Despite the success, Graham acknowledges that the club is still in its infancy as it continues to recover from the impacts of the pandemic. As vice president of the club, Graham stated that she hopes the club will continue to grow as they look to establish more partnerships with other local yacht clubs and add more events on their calendar. 

“I became a vice president because I wanted to be able to take other students on more fun adventures and make [Sailing Club] a more prominent club on campus,” Graham said.  

Grateful for the club’s partnerships with LAYC and Laserfiche, Ger said that her goal is to set up the framework for people to participate in the sport without having any barriers impede their access. 

“A lot of people haven’t had access to the sport, so I want to be able to set up that infrastructure to let anybody try it who wants to,” Ger said. 

Dulac stated that he believes the main mission of the club is to provide opportunities for both new and experienced sailors.

“Sailing is a really cool topic, and it’s the sort of thing that catches people’s eyes. Our job as the sailing club is to organize opportunities for people to get on boats and get on the water and have fun,” Dulac said.

In addition to wanting to provide opportunities and make sailing more accessible among the 5Cs, Graham said that she hopes to continue to grow the club while creating fun and memorable experiences for members. 

“It’s really leisurely, and it’s supposed to be a fun environment for people to just get out on the water … right now we’re just a leisurely fun club” Graham said. 

The club aims to host three trips to Puddingstone Reservoir and Long Beach throughout each semester.
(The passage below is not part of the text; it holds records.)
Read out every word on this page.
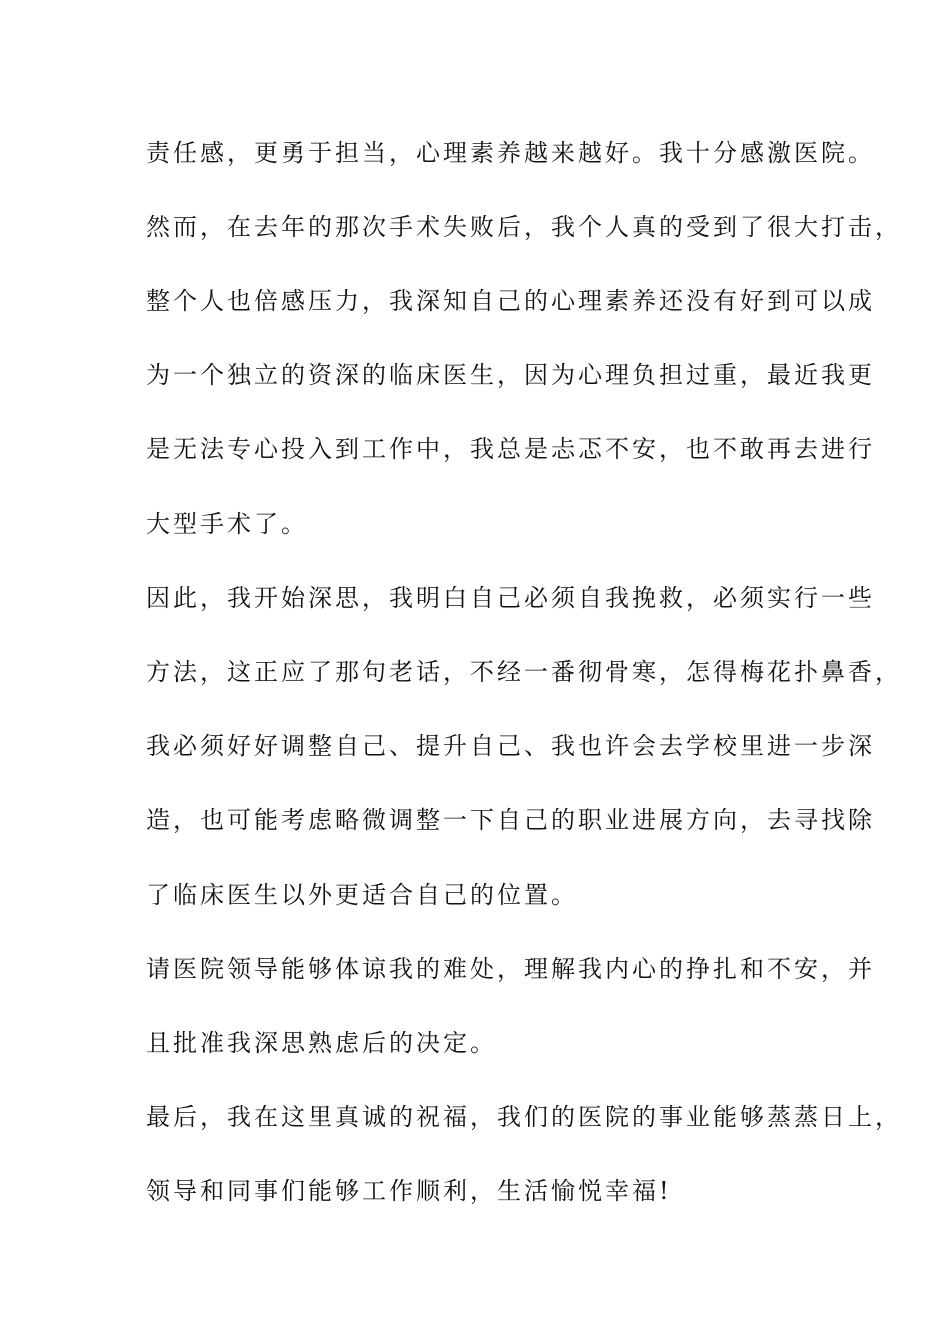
责任感，更勇于担当，心理素养越来越好。我十分感激医院。
然而，在去年的那次手术失败后，我个人真的受到了很大打击，
整个人也倍感压力，我深知自己的心理素养还没有好到可以成
为一个独立的资深的临床医生，因为心理负担过重，最近我更
是无法专心投入到工作中，我总是忐忑不安，也不敢再去进行
大型手术了。
因此，我开始深思，我明白自己必须自我挽救，必须实行一些
方法，这正应了那句老话，不经一番彻骨寒，怎得梅花扑鼻香，
我必须好好调整自己、提升自己、我也许会去学校里进一步深
造，也可能考虑略微调整一下自己的职业进展方向，去寻找除
了临床医生以外更适合自己的位置。
请医院领导能够体谅我的难处，理解我内心的挣扎和不安，并
且批准我深思熟虑后的决定。
最后，我在这里真诚的祝福，我们的医院的事业能够蒸蒸日上，
领导和同事们能够工作顺利，生活愉悦幸福!
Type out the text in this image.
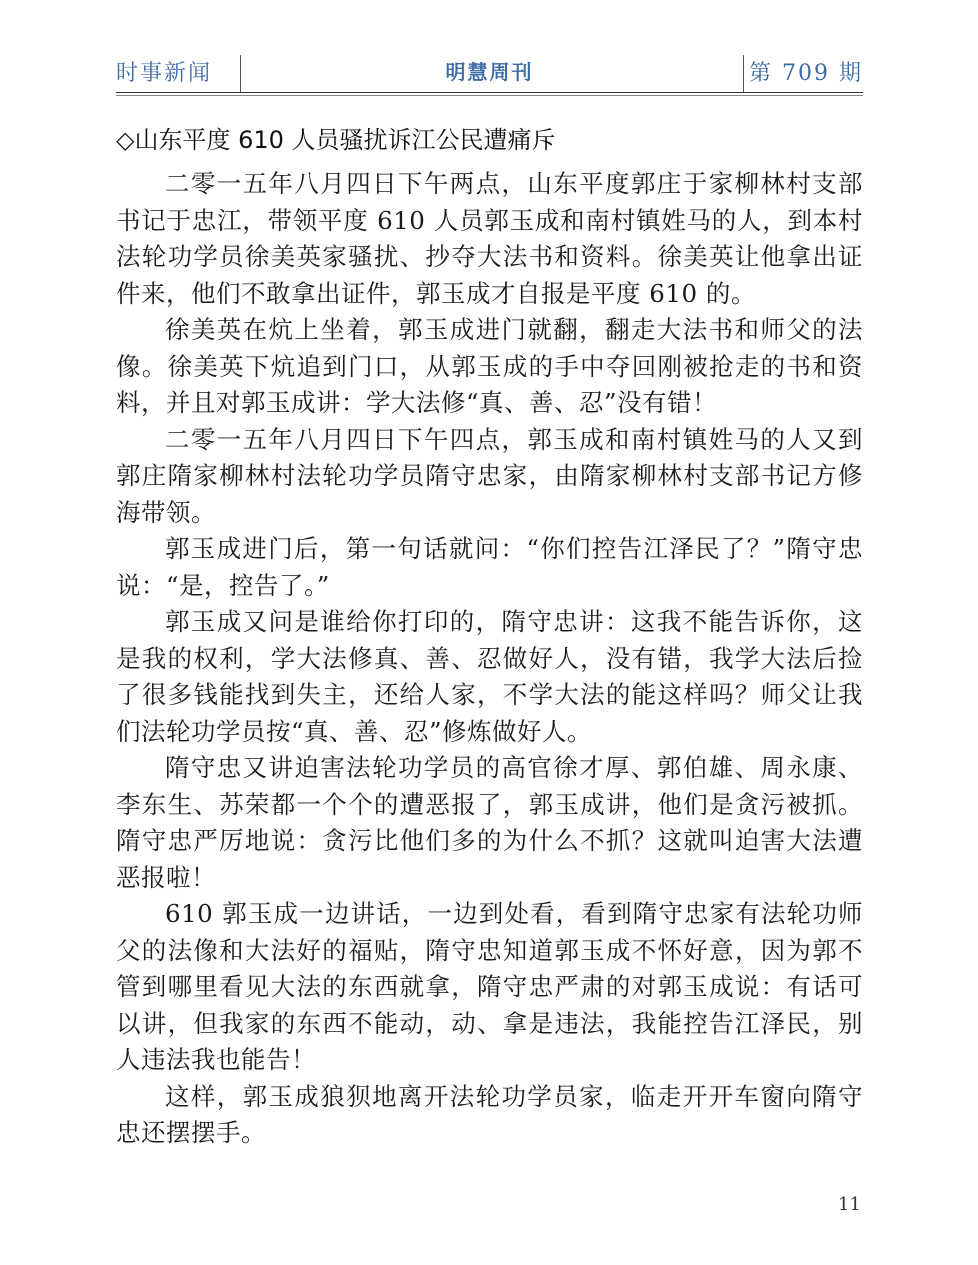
时事新闻	明慧周刊	第 709 期
◇山东平度 610 人员骚扰诉江公民遭痛斥

二零一五年八月四日下午两点，山东平度郭庄于家柳林村支部书记于忠江，带领平度 610 人员郭玉成和南村镇姓马的人，到本村法轮功学员徐美英家骚扰、抄夺大法书和资料。徐美英让他拿出证件来，他们不敢拿出证件，郭玉成才自报是平度 610 的。

徐美英在炕上坐着，郭玉成进门就翻，翻走大法书和师父的法像。徐美英下炕追到门口，从郭玉成的手中夺回刚被抢走的书和资料，并且对郭玉成讲：学大法修“真、善、忍”没有错！

二零一五年八月四日下午四点，郭玉成和南村镇姓马的人又到郭庄隋家柳林村法轮功学员隋守忠家，由隋家柳林村支部书记方修海带领。

郭玉成进门后，第一句话就问：“你们控告江泽民了？”隋守忠说：“是，控告了。”

郭玉成又问是谁给你打印的，隋守忠讲：这我不能告诉你，这是我的权利，学大法修真、善、忍做好人，没有错，我学大法后捡了很多钱能找到失主，还给人家，不学大法的能这样吗？师父让我们法轮功学员按“真、善、忍”修炼做好人。

隋守忠又讲迫害法轮功学员的高官徐才厚、郭伯雄、周永康、李东生、苏荣都一个个的遭恶报了，郭玉成讲，他们是贪污被抓。隋守忠严厉地说：贪污比他们多的为什么不抓？这就叫迫害大法遭恶报啦！

610 郭玉成一边讲话，一边到处看，看到隋守忠家有法轮功师父的法像和大法好的福贴，隋守忠知道郭玉成不怀好意，因为郭不管到哪里看见大法的东西就拿，隋守忠严肃的对郭玉成说：有话可以讲，但我家的东西不能动，动、拿是违法，我能控告江泽民，别人违法我也能告！

这样，郭玉成狼狈地离开法轮功学员家，临走开开车窗向隋守忠还摆摆手。

11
During these day trips, first-time sailors get the opportunity to work with experienced sailors and gain exposure to the art of sailing.

Both Ger and Graham said that they are hoping to recruit new members and encourage anyone who is interested in sailing to reach out either through email or Engage. In addition to the three trips during the fall semester, the club has three planned events for this semester, one of which includes a spring break trip to Catalina Island. 

“Whether you’re a new sailor or someone who’s grown up with it, we want to provide an opportunity for people to get out on the water,” Ger said.